11)  Questa contrapposizione, nata a fine Settecento, è perdurata fino agli anni cinquanta del Novecento circa. I teorici della musica – ma anche molti artisti e critici – consideravano la musica italiana precipuamente melodica, mentre armonica quella tedesca, per il fatto che la “sinfonia” (dal greco “sum” – “foneo” = suonare assieme, ed in latino “concentus” da cui “concerto”) si sia sviluppata in area tedesca, tra la fine del Settecento e lungo l’Ottocento. Tale contrapposizione portò, poi, ad una sorta di “guerra” tra l’arte tedesca e quella italiana, rappresentate, però, da due autori d’opera, da una parte Wagner, dall’altra, Verdi, fino ad arrivare a considerare, anche da molti Italiani, superiore il Tedesco all’Italiano. Oggi, dopo molti interessanti studi ed intelligenti artisti, si concorda sull’assoluta uguaglianza dei due fronti: si tratti d’espressioni entrambe valide che si servono degli stessi mezzi, mediante differenti teorie estetiche.

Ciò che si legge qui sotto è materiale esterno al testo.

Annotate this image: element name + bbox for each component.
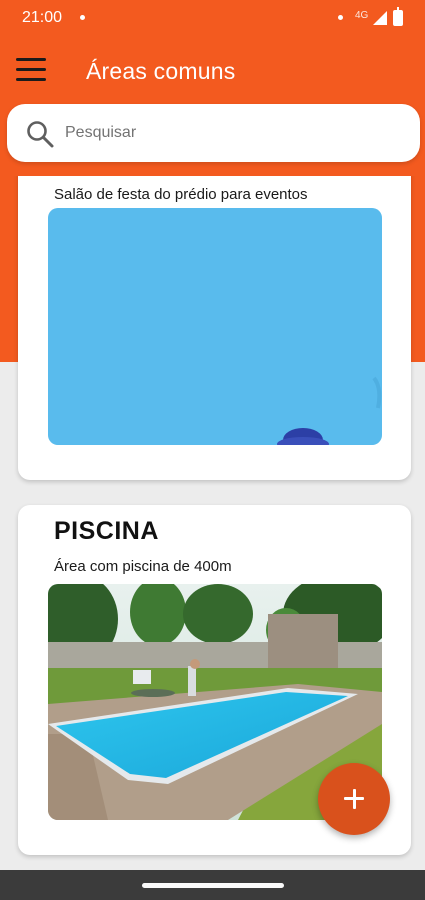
notification-dot-icon <box>80 15 85 20</box>
notification-dot-icon <box>338 15 343 20</box>
menu-icon[interactable] <box>16 58 46 82</box>
search-icon <box>27 121 54 148</box>
plus-icon <box>352 789 356 809</box>
system-navigation-bar <box>0 870 425 900</box>
status-bar: 21:00 4G <box>0 0 425 36</box>
signal-icon <box>373 11 387 25</box>
area-image <box>48 208 382 445</box>
app-bar: Áreas comuns <box>0 36 425 104</box>
search-input[interactable] <box>65 118 395 148</box>
area-description: Área com piscina de 400m <box>54 558 232 575</box>
search-bar[interactable] <box>7 104 420 162</box>
add-area-button[interactable] <box>318 763 390 835</box>
battery-icon <box>393 7 403 26</box>
area-title: PISCINA <box>54 517 159 545</box>
network-type: 4G <box>355 10 369 21</box>
area-card[interactable]: Salão de festa do prédio para eventos <box>18 176 411 480</box>
page-title: Áreas comuns <box>86 58 236 84</box>
status-time: 21:00 <box>22 9 63 26</box>
area-description: Salão de festa do prédio para eventos <box>54 186 308 203</box>
home-gesture-handle[interactable] <box>142 883 284 888</box>
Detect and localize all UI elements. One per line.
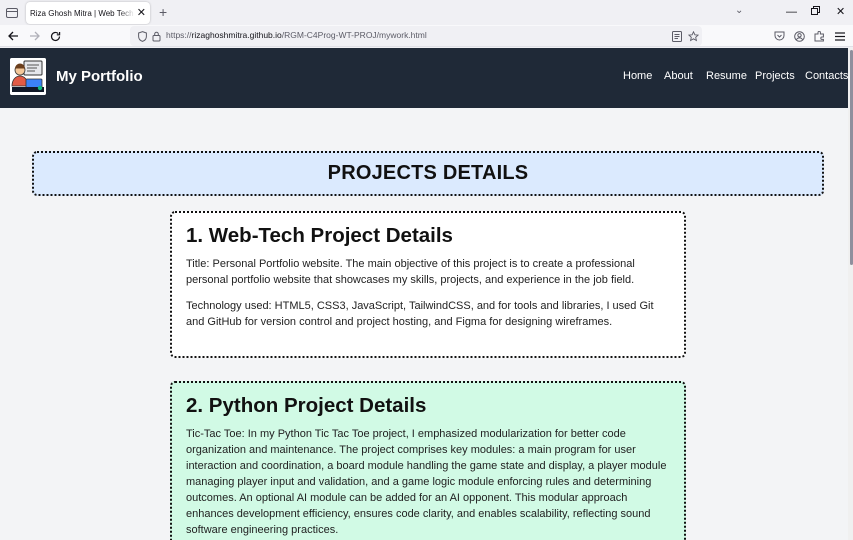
- page-scrollbar[interactable]: [848, 48, 853, 540]
- project-title: 2. Python Project Details: [186, 394, 427, 417]
- project-technology: Technology used: HTML5, CSS3, JavaScript…: [186, 300, 654, 328]
- project-title: 1. Web-Tech Project Details: [186, 224, 453, 247]
- project-description: Title: Personal Portfolio website. The m…: [186, 258, 635, 286]
- project-card-python: 2. Python Project Details Tic-Tac Toe: I…: [170, 381, 686, 540]
- lock-icon[interactable]: [148, 28, 164, 44]
- reader-view-icon[interactable]: [669, 28, 685, 44]
- nav-link-about[interactable]: About: [664, 70, 693, 82]
- projects-heading-banner: PROJECTS DETAILS: [32, 151, 824, 196]
- account-icon[interactable]: [791, 28, 807, 44]
- project-card-web-tech: 1. Web-Tech Project Details Title: Perso…: [170, 211, 686, 358]
- close-window-icon[interactable]: ✕: [836, 4, 845, 20]
- reload-icon[interactable]: [47, 28, 63, 44]
- page-viewport: My Portfolio Home About Resume Projects …: [0, 48, 853, 540]
- extensions-icon[interactable]: [811, 28, 827, 44]
- url-path: /RGM-C4Prog-WT-PROJ/mywork.html: [281, 30, 427, 40]
- forward-icon[interactable]: [26, 28, 42, 44]
- nav-link-resume[interactable]: Resume: [706, 70, 747, 82]
- site-title[interactable]: My Portfolio: [56, 68, 143, 85]
- new-tab-icon[interactable]: +: [159, 4, 167, 20]
- back-icon[interactable]: [5, 28, 21, 44]
- close-tab-icon[interactable]: ✕: [137, 7, 146, 19]
- url-text: https://rizaghoshmitra.github.io/RGM-C4P…: [166, 30, 427, 40]
- browser-tab-bar: Riza Ghosh Mitra | Web Tech | Certificat…: [0, 0, 853, 25]
- bookmark-star-icon[interactable]: [685, 28, 701, 44]
- browser-nav-bar: https://rizaghoshmitra.github.io/RGM-C4P…: [0, 25, 853, 47]
- site-header: My Portfolio Home About Resume Projects …: [0, 48, 848, 108]
- restore-icon[interactable]: [811, 4, 820, 20]
- nav-link-projects[interactable]: Projects: [755, 70, 795, 82]
- chevron-down-icon[interactable]: ⌄: [735, 5, 743, 16]
- page-title: PROJECTS DETAILS: [327, 162, 529, 184]
- url-host: rizaghoshmitra.github.io: [191, 30, 282, 40]
- pocket-icon[interactable]: [771, 28, 787, 44]
- url-bar[interactable]: https://rizaghoshmitra.github.io/RGM-C4P…: [130, 26, 702, 46]
- nav-link-home[interactable]: Home: [623, 70, 652, 82]
- minimize-icon[interactable]: —: [786, 4, 797, 20]
- browser-tab[interactable]: Riza Ghosh Mitra | Web Tech | Certificat…: [26, 2, 150, 24]
- project-description: Tic-Tac Toe: In my Python Tic Tac Toe pr…: [186, 428, 667, 536]
- nav-link-contacts[interactable]: Contacts: [805, 70, 848, 82]
- menu-icon[interactable]: [832, 28, 848, 44]
- tab-title: Riza Ghosh Mitra | Web Tech | Certificat…: [30, 8, 135, 18]
- tab-list-icon[interactable]: [4, 5, 20, 21]
- portfolio-logo[interactable]: [10, 58, 46, 95]
- url-prefix: https://: [166, 30, 192, 40]
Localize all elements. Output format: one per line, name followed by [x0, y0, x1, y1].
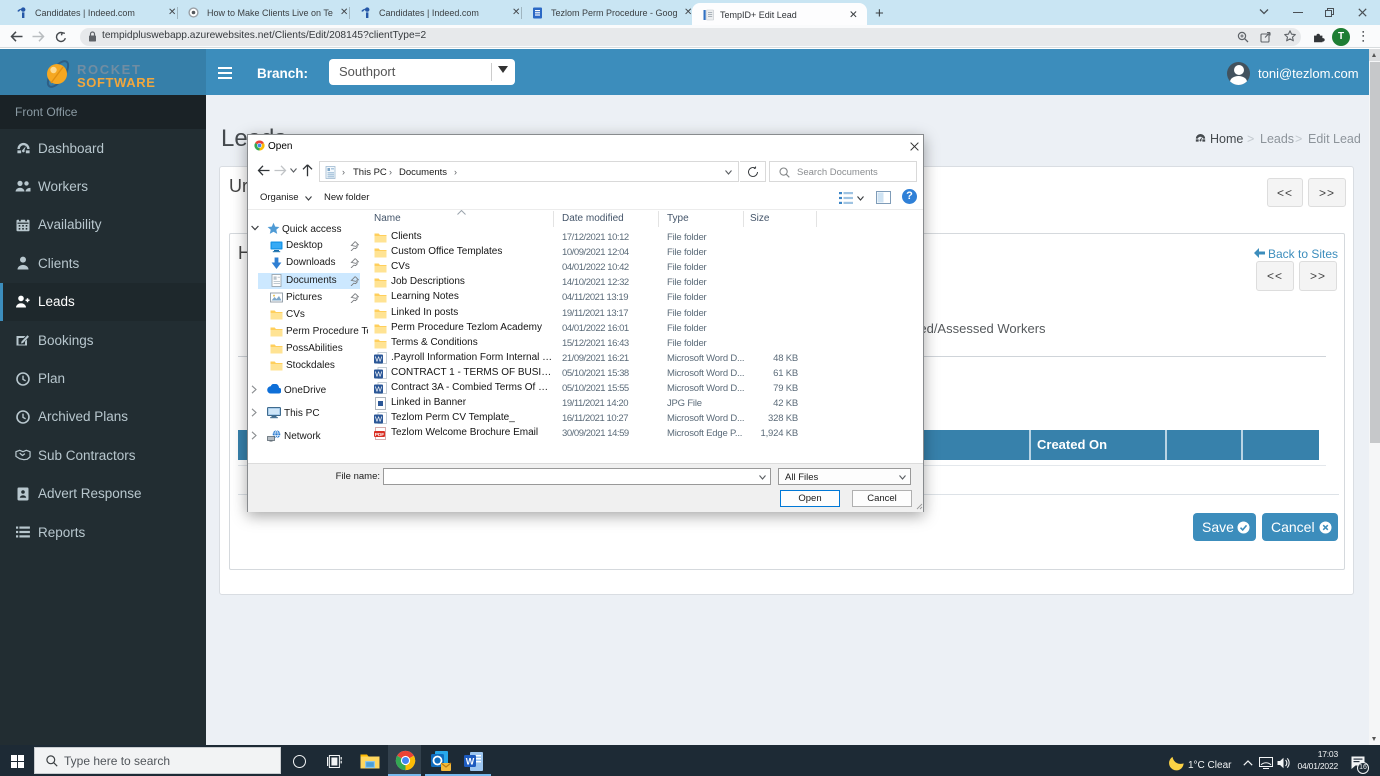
svg-text:PDF: PDF	[375, 432, 384, 437]
svg-text:W: W	[375, 369, 383, 378]
svg-text:W: W	[375, 385, 383, 394]
svg-text:W: W	[375, 354, 383, 363]
svg-text:W: W	[375, 415, 383, 424]
svg-text:W: W	[466, 756, 475, 766]
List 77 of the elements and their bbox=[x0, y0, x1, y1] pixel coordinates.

12)  Gioachino Rossini (1792 – 1868), uno dei massimi artisti d’ogni tempo e paese, accostato a Bach ed a Mozart, tra gli altri da Massimo Mila che parò dell’“ambivalenza di Rossini”, già proteso al nuovo melodramma romantico, ma figlio dell’estetica classica settecentesca che, in effetti, egli portò al grado massimo d’espressione ed al punto decisivo. In tal senso, Mazzini si dimostra acuto critico musicale, molto più all’“avanguardia” di numerosi individui che esercitavano tale professione. Per Rossini, come ebbe più volte a manifestare, ma che riassume con sintesi precisa ed inappuntabile nella famosa lettera del 24 agosto 1868 indirizzata al critico milanese de “La Perseveranza” Filippo Filippi, la musica è un’arte espressiva, non imitativa, il cui fine è quello di suscitare emozione. Tale credo deriva, come accennato, dall’estetica classica, cui i Romantici contrapposero l’individualità della musica e, soprattutto, la possibilità dell’imitare il vero. Quest’ultimo, in parte, è quanto teorizza anche Mazzini, che si pone in mezzo tra le due teorie, conferendo alla musica l’ufficio d’“espressione di un’epoca” e che si tradurrà concretamente, da una parte, nei canti patriottici di Mameli, Mercantini, Dall’Ongaro, Poerio, e così via, dall’altra, con un processo più lento, ma anche concreto e decisivo, nel melodramma verdiano.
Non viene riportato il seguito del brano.